Summary of NGS studies of adenomyosis

Mutated epithelial clones localized in the eutopic endometrial glands seem to play important roles in the pathophysiology of adenomyosis. A number of recurrent driver mutations were found in these endometrial glandular epithelial cells, including mutations affecting PIK3CA and KRAS. Although PIK3CA is the most commonly mutated gene in eutopic endometrial cells, mutations found in adenomyosis epithelium almost exclusively affected the KRAS gene. KRAS was also the most recurrently mutated gene in epithelial cells of endometriotic lesions. Collectively, these NGS data suggest that KRAS-mutated epithelial clones play an important and common role in the etiologies of adenomyosis and endometriosis.

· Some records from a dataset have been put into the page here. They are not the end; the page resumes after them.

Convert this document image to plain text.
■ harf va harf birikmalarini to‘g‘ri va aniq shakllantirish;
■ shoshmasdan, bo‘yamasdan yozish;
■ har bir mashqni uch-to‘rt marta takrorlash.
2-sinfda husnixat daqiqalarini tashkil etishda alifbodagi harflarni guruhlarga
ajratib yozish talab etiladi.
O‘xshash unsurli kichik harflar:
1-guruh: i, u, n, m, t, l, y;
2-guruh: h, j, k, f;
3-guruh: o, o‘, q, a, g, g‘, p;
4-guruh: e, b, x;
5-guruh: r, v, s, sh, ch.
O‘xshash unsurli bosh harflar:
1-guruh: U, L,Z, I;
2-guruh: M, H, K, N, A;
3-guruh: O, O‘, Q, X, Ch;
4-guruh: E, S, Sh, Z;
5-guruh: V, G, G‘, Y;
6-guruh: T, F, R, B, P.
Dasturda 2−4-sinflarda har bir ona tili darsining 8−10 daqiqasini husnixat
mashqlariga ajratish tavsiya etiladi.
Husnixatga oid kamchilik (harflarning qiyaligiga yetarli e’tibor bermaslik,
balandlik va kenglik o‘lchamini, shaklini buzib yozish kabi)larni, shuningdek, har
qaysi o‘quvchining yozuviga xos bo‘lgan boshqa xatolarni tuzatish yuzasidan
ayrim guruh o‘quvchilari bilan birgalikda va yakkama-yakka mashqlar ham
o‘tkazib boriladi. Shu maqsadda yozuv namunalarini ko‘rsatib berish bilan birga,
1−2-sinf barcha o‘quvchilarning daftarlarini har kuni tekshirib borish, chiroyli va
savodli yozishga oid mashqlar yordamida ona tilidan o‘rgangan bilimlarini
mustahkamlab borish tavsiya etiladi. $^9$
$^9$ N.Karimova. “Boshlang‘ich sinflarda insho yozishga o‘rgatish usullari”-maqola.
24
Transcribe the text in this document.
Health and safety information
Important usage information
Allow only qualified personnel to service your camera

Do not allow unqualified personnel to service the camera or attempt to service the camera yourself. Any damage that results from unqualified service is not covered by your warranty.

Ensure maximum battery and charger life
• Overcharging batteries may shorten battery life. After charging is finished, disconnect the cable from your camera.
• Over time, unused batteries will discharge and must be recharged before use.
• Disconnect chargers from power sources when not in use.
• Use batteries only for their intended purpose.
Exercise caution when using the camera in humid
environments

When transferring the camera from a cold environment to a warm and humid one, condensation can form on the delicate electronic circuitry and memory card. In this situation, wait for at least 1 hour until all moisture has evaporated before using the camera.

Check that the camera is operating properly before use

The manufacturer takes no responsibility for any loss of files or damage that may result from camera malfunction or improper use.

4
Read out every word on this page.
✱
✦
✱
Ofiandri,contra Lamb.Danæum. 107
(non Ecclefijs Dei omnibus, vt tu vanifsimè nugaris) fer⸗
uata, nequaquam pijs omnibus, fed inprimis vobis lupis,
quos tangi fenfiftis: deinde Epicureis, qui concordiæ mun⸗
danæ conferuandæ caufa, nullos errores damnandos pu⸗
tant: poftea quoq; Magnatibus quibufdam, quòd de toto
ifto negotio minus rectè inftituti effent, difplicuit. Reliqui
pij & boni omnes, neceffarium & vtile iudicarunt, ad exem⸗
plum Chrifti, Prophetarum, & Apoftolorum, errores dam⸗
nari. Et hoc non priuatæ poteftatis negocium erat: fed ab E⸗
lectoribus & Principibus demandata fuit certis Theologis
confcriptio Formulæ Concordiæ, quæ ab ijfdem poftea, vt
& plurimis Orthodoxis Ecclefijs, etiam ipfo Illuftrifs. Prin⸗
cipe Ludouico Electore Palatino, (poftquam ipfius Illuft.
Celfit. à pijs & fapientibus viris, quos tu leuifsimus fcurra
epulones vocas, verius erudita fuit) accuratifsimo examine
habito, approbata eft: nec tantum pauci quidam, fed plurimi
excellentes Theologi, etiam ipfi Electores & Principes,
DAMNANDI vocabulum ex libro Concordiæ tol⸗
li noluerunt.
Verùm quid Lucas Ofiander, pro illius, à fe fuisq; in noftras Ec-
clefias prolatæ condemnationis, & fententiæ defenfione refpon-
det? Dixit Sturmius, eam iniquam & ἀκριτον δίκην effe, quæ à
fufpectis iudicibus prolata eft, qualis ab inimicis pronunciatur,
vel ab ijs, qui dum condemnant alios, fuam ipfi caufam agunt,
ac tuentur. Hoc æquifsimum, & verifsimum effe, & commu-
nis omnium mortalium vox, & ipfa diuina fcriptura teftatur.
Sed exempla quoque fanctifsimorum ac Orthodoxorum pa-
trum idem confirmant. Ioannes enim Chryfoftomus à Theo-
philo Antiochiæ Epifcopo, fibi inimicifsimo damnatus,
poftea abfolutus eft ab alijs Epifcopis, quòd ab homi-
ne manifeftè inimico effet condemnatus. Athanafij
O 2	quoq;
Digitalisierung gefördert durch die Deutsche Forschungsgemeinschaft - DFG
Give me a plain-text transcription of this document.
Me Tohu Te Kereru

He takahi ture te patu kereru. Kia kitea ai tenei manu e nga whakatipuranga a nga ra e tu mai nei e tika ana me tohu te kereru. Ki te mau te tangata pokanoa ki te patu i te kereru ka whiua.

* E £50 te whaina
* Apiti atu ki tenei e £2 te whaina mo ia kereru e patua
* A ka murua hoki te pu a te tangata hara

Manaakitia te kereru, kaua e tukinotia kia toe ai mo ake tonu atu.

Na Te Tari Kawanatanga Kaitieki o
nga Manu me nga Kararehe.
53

Abnormalities in gene expression in adenomyosis

Until the recent discovery of KRAS mutations in epithelial cells, the reported molecular abnormalities in adenomyosis were mostly of epigenetic nature or involved abnormal expression of downstream genes as a consequence of an unknown mutation (Inoue ). In other words, compared with eutopic endometrium, there were significant differences in the levels of mRNA or protein expression of a number of genes in adenomyosis, but no mutations involving these genes were reported (Vannuccini ). These differences in gene expression most often relied on mRNA analysis of whole tissues. This was occasionally coupled with studies of protein expression or changes in DNA methylation associated with the gene of interest. The cellular localization of the abnormalities in adenomyosis was heavily dependent on immunohistochemistry and often not verified by other methods because primary culture of the cellular components of adenomyosis has not been achieved. Most of the identified gene expression abnormalities centered on excessive estrogen formation and progesterone resistance and involved steroid receptors and other transcription factors (Vannuccini ). Intriguingly, similar abnormalities were reported in the transcriptome of eutopic endometrial tissue of women with adenomyosis (Xiang ).

Estrogen excess

Estrogen plays a key role in the etiology of adenomyosis. Treatments that diminish ovarian production of estradiol, such as GnRH analogs and aromatase inhibitors, suppress adenomyosis whereas tamoxifen, which acts as an estradiol agonist in the uterus, aggravates adenomyosis (Ugwumadu ; Cohen ; Bergeron ; Kimura ). The enzyme encoded by the aromatase (CYP19A1) gene is responsible for estrogen production from its precursors in human tissues (Bulun ). The presence of aromatase activity and gene expression in adenomyotic tissue was reported even before they were revealed in endometriotic tissue (Yamamoto ; Noble ; Fang ; Pavone and Bulun, 2012). Aromatase overexpression in endometriotic stromal cells is coupled with an epithelial deficiency of the enzyme HSD17B2 that inactivates estradiol by converting it into estrone in adenomyosis (Vierikko ; Casey ; Zeitoun ). It is likely that HSD17B2 may also be deficient in adenomyotic epithelial cells, as endometriosis and adenomyosis share multiple molecular features. The combination of aromatase excess and HSD17B2 deficiency may give rise to excessive levels of estradiol in adenomyosis (Bulun, 2009). Moreover, the expression of genes encoding the enzymes that convert arachidonic acid to prostaglandins, including cyclooxygenases, have been reported in adenomyosis (Maia ; Vannuccini ). Excessive formation of prostaglandins, especially PGE2, may stimulate aromatase expression and cause pain associated with menses in adenomyosis (Bulun, 2009; Vannuccini ).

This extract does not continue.